Here are three potential causes of moisture in and around your central air conditioning system.

Condensing Unit Moisture: Leaking Refrigerant

Water inside or around the outdoor condensing unit is often simply leftover moisture from rain so, if you recently had rainy weather, there's your culprit. But if you've had dry weather and still notice moisture in and around the condensing unit, you could have a refrigerant leak within the system.

Refrigerant is the chemical that moves through the air conditioning system, changing phases as it goes, and it creates the temperature changes needed to cool your air. The refrigerant changes from a gas to a liquid in the condenser coils in the condensing unit, so a break in the coils can cause refrigerant to leak down into the condensing unit.

If you suspect a refrigerant leak, call in an appliance repair technician as soon as possible. Low levels of refrigerant can cause your system to inefficiently cool and can eventually start to cause structural damage.

Air Handler Moisture: Leaking Drain Pan or Condensate Pump

Liquid refrigerant leaves the condensing unit through lines that run into your house and the air handler inside. The refrigerant goes into evaporator coils, which change the chemical back into a gas in a process that makes the coils cold on the surface. Air passes over these coils to get cooled, then is blown out your vents.

The coil cooling naturally produces a degree of condensate, which drips down into the bottom of the unit into a drain pan. The drain pan empties into a drain pipe either due to gravity or the presence of a motorized condensate pump.

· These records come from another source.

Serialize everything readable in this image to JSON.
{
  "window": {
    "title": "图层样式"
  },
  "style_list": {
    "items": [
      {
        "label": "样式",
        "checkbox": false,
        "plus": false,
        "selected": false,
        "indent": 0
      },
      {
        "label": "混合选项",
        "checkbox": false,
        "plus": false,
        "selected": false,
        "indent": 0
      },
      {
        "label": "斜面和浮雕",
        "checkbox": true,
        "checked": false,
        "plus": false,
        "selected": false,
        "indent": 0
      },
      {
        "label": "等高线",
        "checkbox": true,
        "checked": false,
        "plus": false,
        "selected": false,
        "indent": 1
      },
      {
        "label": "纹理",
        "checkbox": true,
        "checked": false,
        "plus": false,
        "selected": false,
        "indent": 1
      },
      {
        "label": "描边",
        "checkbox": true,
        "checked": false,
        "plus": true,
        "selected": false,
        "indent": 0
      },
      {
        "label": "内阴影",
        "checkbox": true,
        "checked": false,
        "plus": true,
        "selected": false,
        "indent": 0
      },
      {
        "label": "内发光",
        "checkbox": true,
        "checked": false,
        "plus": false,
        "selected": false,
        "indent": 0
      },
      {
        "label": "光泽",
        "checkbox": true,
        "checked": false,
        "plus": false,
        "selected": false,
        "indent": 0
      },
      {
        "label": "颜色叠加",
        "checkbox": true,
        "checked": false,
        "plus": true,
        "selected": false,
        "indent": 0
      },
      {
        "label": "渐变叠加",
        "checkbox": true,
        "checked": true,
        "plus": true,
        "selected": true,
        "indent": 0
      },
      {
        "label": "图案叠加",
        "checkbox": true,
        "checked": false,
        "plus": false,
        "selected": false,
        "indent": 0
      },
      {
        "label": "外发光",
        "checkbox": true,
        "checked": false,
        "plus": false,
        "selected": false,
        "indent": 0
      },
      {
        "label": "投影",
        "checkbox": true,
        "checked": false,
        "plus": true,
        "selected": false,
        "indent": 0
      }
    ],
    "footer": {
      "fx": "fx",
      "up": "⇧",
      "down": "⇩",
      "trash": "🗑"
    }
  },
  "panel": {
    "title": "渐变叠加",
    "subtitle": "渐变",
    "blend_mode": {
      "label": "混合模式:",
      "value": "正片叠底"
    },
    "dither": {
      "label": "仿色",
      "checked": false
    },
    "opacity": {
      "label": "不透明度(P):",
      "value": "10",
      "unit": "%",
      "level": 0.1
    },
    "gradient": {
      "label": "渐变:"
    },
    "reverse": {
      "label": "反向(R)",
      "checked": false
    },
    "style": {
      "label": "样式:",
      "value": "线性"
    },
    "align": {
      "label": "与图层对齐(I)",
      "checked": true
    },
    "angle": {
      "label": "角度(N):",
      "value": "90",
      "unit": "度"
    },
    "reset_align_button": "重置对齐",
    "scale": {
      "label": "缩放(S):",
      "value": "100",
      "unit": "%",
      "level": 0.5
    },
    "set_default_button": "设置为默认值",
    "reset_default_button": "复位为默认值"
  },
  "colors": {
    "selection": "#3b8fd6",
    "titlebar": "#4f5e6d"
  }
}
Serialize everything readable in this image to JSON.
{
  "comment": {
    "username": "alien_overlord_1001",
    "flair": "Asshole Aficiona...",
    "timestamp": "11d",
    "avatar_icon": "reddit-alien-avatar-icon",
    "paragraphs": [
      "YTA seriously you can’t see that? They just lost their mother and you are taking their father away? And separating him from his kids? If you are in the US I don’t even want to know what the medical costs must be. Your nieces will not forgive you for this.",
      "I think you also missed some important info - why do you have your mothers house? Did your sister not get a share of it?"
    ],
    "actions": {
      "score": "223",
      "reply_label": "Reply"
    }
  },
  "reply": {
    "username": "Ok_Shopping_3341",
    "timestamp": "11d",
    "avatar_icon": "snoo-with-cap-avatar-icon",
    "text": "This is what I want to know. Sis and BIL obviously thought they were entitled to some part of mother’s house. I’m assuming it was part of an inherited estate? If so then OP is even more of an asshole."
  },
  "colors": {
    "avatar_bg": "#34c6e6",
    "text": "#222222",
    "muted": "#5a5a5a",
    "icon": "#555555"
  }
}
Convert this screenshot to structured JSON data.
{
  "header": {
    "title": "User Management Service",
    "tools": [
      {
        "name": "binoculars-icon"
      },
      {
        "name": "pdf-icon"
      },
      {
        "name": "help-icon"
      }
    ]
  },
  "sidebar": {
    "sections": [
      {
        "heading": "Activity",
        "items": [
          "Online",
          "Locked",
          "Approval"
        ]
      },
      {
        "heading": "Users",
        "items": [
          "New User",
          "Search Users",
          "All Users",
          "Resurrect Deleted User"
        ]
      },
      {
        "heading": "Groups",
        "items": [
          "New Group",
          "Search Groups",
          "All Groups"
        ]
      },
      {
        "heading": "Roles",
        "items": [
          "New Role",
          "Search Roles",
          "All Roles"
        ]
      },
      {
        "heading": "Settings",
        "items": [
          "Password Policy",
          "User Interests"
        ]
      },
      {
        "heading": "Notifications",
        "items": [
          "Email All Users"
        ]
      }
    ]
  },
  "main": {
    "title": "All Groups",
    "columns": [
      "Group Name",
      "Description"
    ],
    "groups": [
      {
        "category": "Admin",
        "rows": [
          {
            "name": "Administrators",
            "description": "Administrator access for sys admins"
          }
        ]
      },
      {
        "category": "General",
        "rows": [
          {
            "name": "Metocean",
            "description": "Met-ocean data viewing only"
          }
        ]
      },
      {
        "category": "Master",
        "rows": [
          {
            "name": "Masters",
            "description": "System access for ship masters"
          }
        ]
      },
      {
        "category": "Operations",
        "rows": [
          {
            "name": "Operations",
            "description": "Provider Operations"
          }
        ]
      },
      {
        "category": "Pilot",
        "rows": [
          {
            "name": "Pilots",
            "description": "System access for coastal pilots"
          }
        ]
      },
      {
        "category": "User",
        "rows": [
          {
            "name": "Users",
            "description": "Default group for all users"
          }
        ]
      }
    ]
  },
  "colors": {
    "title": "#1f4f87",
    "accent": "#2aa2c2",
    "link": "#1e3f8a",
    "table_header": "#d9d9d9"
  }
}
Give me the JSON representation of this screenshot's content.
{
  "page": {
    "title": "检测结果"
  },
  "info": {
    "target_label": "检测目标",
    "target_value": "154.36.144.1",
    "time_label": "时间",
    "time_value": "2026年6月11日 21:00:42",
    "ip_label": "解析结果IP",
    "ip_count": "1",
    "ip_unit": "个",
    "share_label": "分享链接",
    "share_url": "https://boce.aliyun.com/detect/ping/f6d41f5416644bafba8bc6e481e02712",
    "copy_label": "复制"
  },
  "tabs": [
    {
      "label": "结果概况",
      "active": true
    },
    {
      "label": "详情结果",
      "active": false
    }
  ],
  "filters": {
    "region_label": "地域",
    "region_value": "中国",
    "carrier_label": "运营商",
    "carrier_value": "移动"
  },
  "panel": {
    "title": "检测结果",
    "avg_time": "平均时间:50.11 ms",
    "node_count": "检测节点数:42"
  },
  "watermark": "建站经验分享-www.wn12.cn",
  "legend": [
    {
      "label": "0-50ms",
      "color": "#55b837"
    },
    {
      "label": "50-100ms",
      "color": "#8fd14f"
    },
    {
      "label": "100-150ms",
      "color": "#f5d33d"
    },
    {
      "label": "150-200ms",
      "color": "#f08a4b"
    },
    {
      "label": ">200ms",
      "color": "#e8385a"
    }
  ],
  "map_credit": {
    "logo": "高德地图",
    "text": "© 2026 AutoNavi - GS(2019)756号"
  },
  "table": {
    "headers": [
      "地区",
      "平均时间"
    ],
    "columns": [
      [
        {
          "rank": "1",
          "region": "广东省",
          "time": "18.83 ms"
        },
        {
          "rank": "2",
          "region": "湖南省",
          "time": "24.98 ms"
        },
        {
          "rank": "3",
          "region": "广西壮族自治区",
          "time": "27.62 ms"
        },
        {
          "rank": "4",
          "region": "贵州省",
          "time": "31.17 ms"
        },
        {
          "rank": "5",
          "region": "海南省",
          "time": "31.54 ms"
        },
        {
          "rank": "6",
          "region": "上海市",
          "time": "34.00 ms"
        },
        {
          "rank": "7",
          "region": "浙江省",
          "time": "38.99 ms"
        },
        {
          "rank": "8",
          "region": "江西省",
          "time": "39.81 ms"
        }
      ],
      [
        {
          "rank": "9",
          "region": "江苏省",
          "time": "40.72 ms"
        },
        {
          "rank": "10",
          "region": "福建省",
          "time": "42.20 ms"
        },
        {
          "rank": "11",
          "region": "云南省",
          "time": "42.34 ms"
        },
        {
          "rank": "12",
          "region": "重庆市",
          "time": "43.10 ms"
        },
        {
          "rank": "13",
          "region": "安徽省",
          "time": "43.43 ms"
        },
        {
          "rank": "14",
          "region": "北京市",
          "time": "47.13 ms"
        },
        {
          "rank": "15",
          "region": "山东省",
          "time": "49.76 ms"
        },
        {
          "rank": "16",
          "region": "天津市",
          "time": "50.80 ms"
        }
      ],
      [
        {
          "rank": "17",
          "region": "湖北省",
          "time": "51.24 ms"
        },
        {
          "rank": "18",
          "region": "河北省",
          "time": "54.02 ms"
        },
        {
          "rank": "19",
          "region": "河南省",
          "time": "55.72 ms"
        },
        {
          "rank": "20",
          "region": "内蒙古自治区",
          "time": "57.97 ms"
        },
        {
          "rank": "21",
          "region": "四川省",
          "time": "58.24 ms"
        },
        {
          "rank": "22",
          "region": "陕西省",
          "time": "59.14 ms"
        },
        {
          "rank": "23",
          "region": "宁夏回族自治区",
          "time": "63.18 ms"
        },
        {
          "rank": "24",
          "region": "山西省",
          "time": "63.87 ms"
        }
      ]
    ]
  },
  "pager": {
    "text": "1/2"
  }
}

Moisture around the air handler can come from the drain pan overflowing due to a blockage in the pipe or the condensate pump failing to work properly. Call in an HVAC tech to diagnose the problem and to replace the pump, if necessary.

Air Handler Moisture: Frozen Evaporator Coils

Does your drain pan seem to empty properly but you still have leaking water around your air handler? Check to make sure the evaporator coils aren't freezing up during the unit's operation. This freeze up can cause excess levels of moisture that the drain pan can't accommodate and will also cause your unit to become less efficient to the point of not blowing cold air at all.

Frozen evaporator coils are usually due to low levels of refrigerant. Call your HVAC tech to check the refrigerant to see if it needs refilling.